Berbagai perlengkapan menyesap candu seperti alat hisap berbentuk pipa - pipa bambu atau badudan dan olahan - olahan campuran gula, candu, dan rajangan daun awar - awar yang berbentuk bola yang disebut tike adalah produk olahan candu yang biasa disediakan di rumah - rumah opium. Bagi mereka yang tidak bisa menyesap di pondok - pondok opium dengan cara konfensional seperti itu, para pecandu dengan kreatifitasnya mampu memodifikasi cara menyesap candu dengan bermacam cara, diantaranya membuat alat hisap dari batang daun pepaya, mengolah candu yang dicampur dengan tembakau kemudian dibungkus daun jagung layaknya cerutu dan dihisap atau bahkan candu yang dicampur kedalam kopi untuk diminum adalah cara - cara unik orang Jawa dalam menikmati candu.
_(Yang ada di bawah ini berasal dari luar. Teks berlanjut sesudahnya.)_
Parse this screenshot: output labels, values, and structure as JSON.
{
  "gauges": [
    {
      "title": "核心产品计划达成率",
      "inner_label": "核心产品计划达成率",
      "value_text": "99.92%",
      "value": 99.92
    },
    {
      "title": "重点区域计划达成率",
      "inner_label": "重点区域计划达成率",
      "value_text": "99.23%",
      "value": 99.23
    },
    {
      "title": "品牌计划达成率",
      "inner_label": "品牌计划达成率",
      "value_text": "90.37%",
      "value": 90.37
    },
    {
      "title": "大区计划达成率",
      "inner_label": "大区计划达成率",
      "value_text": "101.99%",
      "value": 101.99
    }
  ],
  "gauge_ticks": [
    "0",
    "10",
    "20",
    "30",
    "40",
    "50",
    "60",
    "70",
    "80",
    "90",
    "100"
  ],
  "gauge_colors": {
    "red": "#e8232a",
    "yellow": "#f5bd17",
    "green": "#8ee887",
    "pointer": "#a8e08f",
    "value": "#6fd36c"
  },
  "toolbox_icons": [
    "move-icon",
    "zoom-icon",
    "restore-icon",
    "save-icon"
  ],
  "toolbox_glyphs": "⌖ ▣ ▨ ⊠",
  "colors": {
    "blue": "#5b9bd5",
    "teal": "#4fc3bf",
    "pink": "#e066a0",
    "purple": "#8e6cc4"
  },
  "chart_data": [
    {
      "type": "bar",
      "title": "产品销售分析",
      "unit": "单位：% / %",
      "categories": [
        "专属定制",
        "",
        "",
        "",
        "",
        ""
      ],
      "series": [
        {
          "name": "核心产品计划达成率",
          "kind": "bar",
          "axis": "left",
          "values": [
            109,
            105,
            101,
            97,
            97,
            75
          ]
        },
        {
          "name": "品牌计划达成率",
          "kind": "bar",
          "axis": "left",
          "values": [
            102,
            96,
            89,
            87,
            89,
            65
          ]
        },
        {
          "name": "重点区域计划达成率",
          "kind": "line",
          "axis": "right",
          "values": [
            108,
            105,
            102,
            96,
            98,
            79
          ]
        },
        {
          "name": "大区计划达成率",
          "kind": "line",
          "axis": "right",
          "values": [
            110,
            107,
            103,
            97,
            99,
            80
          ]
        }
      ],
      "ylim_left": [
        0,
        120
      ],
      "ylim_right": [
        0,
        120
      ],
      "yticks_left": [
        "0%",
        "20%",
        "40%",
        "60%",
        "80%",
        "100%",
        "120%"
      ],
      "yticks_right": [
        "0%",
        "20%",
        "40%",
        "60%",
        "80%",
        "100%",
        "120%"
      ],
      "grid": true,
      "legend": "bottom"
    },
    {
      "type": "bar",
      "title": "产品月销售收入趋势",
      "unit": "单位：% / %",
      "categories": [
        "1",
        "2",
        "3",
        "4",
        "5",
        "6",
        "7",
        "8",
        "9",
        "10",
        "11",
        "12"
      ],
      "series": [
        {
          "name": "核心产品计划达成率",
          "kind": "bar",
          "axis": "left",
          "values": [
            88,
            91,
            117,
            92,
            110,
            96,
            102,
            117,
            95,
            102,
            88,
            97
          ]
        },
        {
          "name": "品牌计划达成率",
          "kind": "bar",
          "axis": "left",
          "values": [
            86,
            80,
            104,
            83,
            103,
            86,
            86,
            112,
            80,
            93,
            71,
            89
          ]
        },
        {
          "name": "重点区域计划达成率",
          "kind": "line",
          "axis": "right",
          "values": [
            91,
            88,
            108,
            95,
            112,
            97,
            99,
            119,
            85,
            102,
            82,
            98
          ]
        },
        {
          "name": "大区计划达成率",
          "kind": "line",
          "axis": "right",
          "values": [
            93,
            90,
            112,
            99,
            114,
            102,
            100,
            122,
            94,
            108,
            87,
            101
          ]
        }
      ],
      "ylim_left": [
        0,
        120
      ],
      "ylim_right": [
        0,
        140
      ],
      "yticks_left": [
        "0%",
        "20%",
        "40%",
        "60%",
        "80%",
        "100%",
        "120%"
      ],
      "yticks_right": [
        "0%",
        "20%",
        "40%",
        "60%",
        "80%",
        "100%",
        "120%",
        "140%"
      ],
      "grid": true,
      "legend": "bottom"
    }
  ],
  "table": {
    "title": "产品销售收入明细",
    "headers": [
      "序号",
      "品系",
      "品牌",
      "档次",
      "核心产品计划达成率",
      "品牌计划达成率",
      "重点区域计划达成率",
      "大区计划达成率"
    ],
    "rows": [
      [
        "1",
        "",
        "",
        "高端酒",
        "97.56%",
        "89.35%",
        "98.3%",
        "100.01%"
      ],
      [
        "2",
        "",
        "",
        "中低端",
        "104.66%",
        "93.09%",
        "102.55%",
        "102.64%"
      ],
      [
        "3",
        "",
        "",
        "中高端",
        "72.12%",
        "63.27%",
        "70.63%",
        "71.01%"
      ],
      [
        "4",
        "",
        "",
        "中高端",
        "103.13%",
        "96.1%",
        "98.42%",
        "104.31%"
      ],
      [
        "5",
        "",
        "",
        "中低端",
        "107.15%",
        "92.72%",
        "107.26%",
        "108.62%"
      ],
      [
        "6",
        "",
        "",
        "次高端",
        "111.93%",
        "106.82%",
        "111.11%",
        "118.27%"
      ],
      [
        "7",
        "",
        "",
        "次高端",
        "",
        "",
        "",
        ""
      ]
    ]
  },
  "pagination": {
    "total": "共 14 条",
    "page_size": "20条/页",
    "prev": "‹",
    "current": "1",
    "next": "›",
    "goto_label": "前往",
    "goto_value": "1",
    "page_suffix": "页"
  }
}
Istilah - istilah seperti udud dan ngeses masih bisa ditemui untuk menyebutkan kegiatan menghisap rokok di Magelang. Penambahan serapan lema bahasa jawa udud dan ngeses di Magelang yang masih hidup hingga sekarang adalah salah satu bukti Pak Opium pernah beriaya pada 1860 - 1880an.
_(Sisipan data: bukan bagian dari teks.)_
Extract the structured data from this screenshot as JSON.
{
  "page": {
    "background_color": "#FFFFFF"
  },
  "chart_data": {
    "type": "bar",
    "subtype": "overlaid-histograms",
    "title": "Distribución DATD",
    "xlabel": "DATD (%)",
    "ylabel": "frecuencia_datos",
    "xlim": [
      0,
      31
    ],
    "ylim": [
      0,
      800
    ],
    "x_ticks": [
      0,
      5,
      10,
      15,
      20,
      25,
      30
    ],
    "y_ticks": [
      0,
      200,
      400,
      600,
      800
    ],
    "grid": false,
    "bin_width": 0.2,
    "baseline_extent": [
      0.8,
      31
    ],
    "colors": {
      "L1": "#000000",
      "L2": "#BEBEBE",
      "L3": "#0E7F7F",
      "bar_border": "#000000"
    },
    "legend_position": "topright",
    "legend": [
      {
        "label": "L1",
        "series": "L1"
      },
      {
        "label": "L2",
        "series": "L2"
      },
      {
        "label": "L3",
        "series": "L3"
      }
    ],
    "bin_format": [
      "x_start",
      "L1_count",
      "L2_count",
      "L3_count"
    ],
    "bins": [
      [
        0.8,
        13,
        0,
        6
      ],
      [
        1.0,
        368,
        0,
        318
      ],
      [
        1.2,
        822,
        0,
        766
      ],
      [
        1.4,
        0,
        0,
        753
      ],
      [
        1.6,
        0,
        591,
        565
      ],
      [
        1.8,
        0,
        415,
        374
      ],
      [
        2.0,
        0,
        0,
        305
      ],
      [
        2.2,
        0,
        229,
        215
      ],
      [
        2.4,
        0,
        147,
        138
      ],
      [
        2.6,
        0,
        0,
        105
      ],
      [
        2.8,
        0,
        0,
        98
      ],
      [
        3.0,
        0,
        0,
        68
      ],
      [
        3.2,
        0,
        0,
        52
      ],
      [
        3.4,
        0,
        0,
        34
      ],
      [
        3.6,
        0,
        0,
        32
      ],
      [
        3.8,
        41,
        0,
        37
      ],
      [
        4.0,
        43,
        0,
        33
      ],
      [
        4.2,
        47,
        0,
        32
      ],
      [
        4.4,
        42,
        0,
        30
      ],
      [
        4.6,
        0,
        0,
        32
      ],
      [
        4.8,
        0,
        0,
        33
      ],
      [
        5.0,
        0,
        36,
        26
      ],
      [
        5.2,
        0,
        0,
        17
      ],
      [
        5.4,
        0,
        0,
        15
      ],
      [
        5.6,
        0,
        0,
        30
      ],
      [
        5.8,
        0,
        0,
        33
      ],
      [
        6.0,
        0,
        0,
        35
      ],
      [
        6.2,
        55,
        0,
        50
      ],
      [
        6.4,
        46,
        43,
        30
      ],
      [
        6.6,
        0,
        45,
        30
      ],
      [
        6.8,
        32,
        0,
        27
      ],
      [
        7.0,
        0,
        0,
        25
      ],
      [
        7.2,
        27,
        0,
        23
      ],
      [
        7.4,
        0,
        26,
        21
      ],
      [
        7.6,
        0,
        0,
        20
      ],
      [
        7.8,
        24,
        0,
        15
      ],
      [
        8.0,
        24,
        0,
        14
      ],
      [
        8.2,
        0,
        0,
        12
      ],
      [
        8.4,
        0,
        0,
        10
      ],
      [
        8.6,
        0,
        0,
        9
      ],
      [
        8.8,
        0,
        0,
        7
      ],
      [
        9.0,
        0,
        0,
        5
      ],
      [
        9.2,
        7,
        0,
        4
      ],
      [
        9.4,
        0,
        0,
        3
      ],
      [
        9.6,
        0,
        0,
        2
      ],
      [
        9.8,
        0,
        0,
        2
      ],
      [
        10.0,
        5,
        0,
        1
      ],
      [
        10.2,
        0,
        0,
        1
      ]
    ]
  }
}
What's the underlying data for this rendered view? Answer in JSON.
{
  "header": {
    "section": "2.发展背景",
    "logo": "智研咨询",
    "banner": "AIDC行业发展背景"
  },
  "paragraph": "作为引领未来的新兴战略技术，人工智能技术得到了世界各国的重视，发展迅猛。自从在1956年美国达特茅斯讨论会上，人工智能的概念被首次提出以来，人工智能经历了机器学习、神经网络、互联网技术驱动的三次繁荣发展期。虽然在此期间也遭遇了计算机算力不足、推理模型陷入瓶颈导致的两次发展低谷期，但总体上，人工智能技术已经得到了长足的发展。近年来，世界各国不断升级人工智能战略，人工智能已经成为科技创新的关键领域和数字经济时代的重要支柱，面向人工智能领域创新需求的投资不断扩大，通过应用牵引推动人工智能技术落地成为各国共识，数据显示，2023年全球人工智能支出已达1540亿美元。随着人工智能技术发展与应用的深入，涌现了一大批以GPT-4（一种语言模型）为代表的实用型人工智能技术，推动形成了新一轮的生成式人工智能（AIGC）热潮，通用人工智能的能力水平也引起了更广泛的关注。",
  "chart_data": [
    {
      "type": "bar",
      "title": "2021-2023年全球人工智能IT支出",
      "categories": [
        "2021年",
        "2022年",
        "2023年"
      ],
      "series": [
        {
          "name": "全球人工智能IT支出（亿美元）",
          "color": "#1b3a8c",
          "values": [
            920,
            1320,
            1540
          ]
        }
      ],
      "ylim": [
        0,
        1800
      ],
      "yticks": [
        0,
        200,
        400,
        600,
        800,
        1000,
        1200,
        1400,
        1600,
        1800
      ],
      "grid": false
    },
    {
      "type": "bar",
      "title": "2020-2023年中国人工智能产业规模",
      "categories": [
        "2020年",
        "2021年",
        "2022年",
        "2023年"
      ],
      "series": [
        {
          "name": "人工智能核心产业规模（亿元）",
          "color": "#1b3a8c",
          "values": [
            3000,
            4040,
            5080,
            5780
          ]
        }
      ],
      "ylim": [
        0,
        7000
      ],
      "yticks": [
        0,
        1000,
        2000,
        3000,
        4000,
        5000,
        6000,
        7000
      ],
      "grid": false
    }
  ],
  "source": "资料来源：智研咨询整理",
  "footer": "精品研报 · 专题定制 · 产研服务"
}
Gambaran litografi aktivitas menyeret candu di Jawa karya Auguste van Pers

Menghisap candu sudah merupakan ciri masyarakat baik di desa dan di kota pada abad ke-19. Bagi orang - orang Tionghoa peranakan, kebiasaan menyesap candu biasa mereka lakukan di kediaman mereka masing - masing atau di klub - klub kongsi eksklusif mereka. Sedangkan bagi para Priyayi Jawa, Candu adalah sajian istimewa bagi tamu - tamu mereka ketika ada hajatan besar.
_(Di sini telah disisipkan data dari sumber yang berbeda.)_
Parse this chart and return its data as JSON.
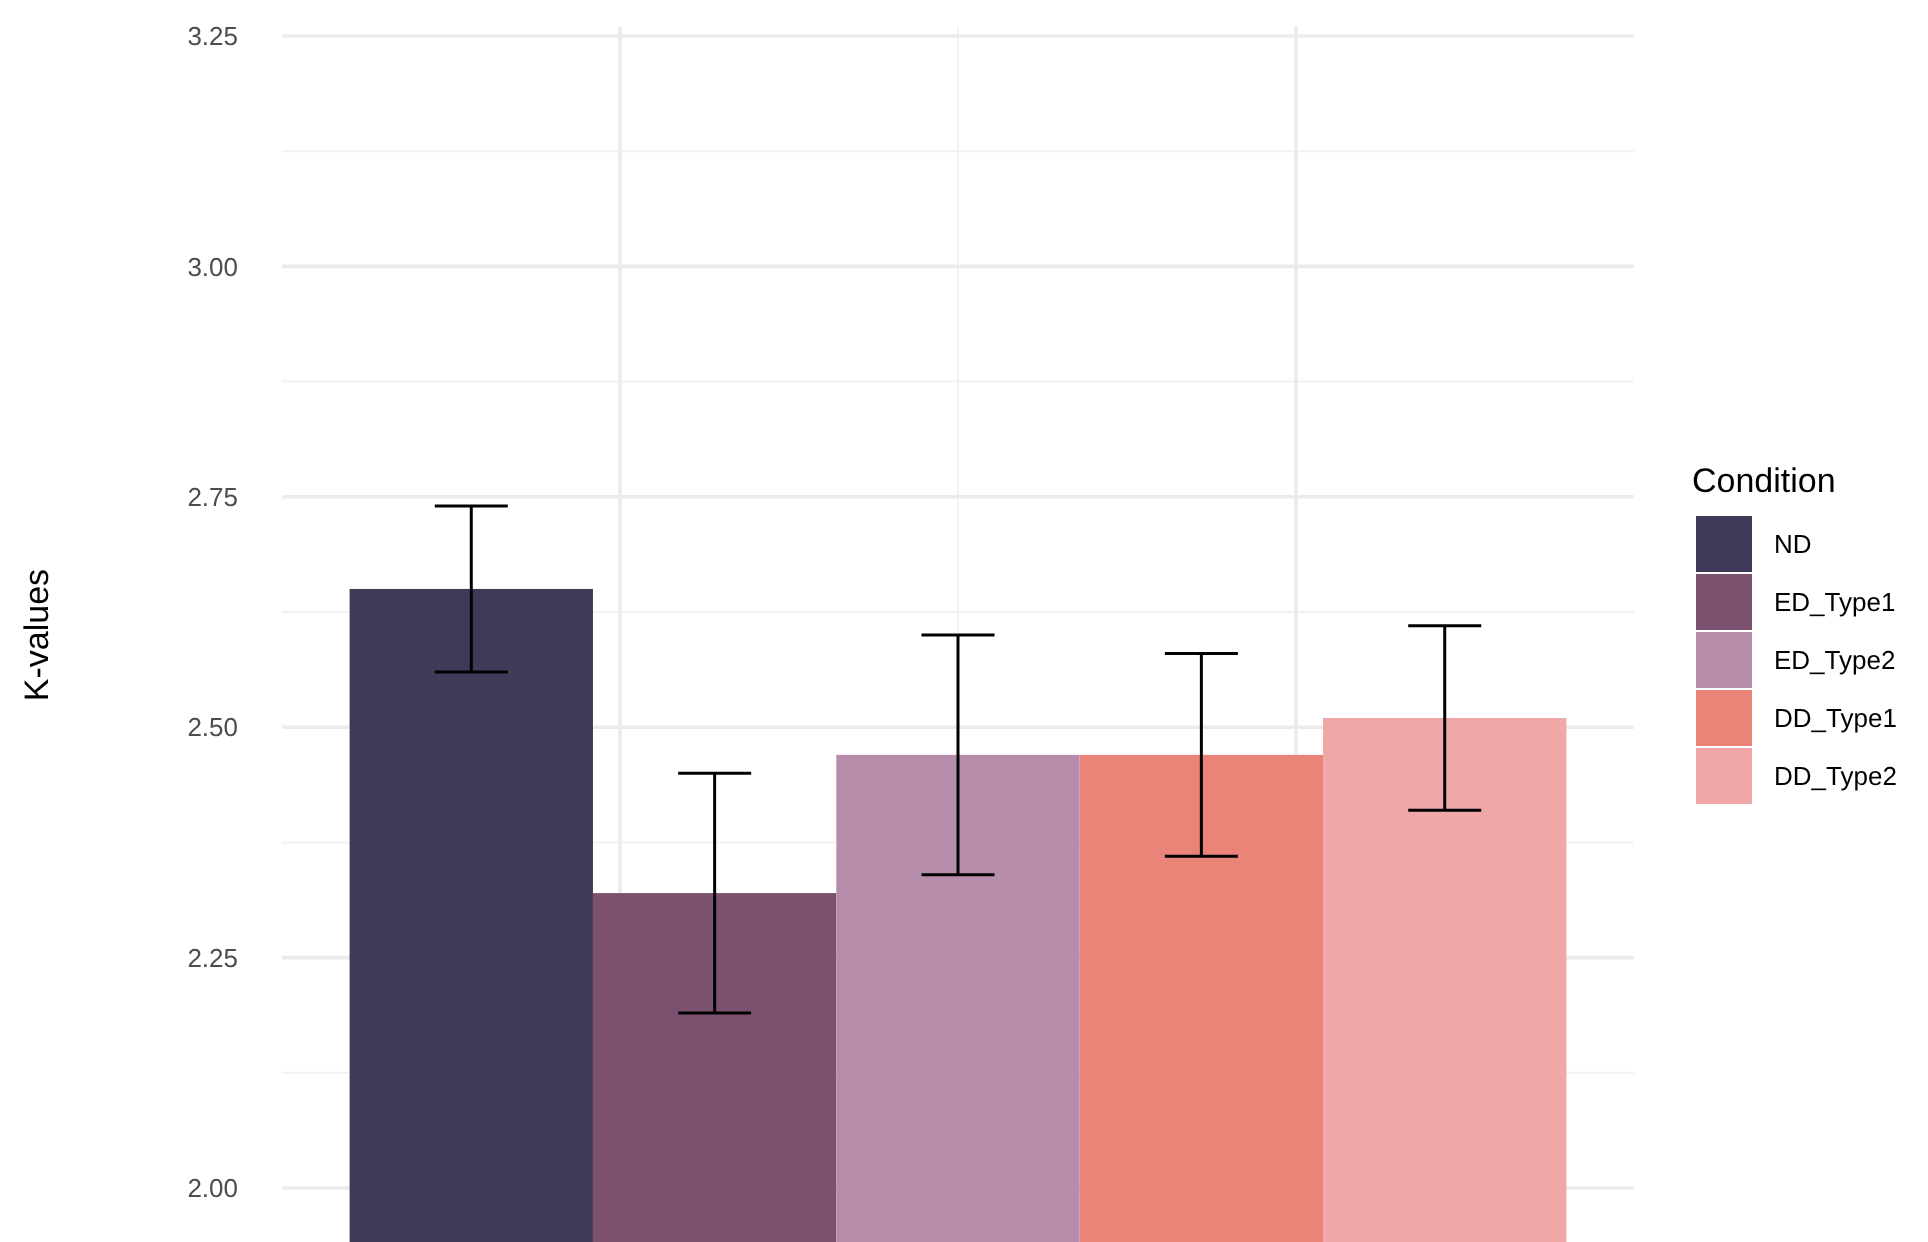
{
  "chart_data": {
    "type": "bar",
    "ylabel": "K-values",
    "legend_title": "Condition",
    "categories": [
      null
    ],
    "ylim": [
      1.94,
      3.26
    ],
    "yticks": [
      {
        "value": 2,
        "label": "2.00"
      },
      {
        "value": 2.25,
        "label": "2.25"
      },
      {
        "value": 2.5,
        "label": "2.50"
      },
      {
        "value": 2.75,
        "label": "2.75"
      },
      {
        "value": 3,
        "label": "3.00"
      },
      {
        "value": 3.25,
        "label": "3.25"
      }
    ],
    "grid": true,
    "legend": "right",
    "series": [
      {
        "name": "ND",
        "color": "#3f3a57",
        "values": [
          2.65
        ],
        "errors": [
          [
            2.56,
            2.74
          ]
        ]
      },
      {
        "name": "ED_Type1",
        "color": "#7b516f",
        "values": [
          2.32
        ],
        "errors": [
          [
            2.19,
            2.45
          ]
        ]
      },
      {
        "name": "ED_Type2",
        "color": "#b68daa",
        "values": [
          2.47
        ],
        "errors": [
          [
            2.34,
            2.6
          ]
        ]
      },
      {
        "name": "DD_Type1",
        "color": "#eb8478",
        "values": [
          2.47
        ],
        "errors": [
          [
            2.36,
            2.58
          ]
        ]
      },
      {
        "name": "DD_Type2",
        "color": "#efa7a7",
        "values": [
          2.51
        ],
        "errors": [
          [
            2.41,
            2.61
          ]
        ]
      }
    ]
  }
}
Meningkatnya kemakmuran orang - orang Jawa pasca dihapuskannya Sistem Tanam Paksa dan pemberlakuan Undang - Undang Pokok Agraria pada 1870 membuat jumlah pengguna candu dari kalangan pekerja perkebunan juga ikut melonjak. Dari rata - rata upah kerja harian sebesar 20 sen yang mereka dapat, sekitar 5 sen atau seperempat penghasilan harian mereka digunakan untuk membeli candu. Konsumsi harian candu untuk tiap orang yang dilayani oleh Pondok Opium adalah 76 gram opium per hari. Meningktnya konsumsi opium di Jawa juga didorong dengan kepercayaan bahwa mengonsumsi candu dapat menyembuhkan luka luar, penyakit Malaria, TBC, Disentri dan Capek.

Jumlah pengguna yang banyak dan sedikitnya pasokan opium dari pemerintah menyebabkan kasus - kasus penyelundupan Opium Ilegal merebak dimana - mana. Menurut Castens, seorang pejabat Opium Belanda mengatakan sekitar 60% opium yang dikonsumsi adalah opium ilegal. Hal ini tentunya sangat mengganggu hasil penjualan Pak Opium resmi.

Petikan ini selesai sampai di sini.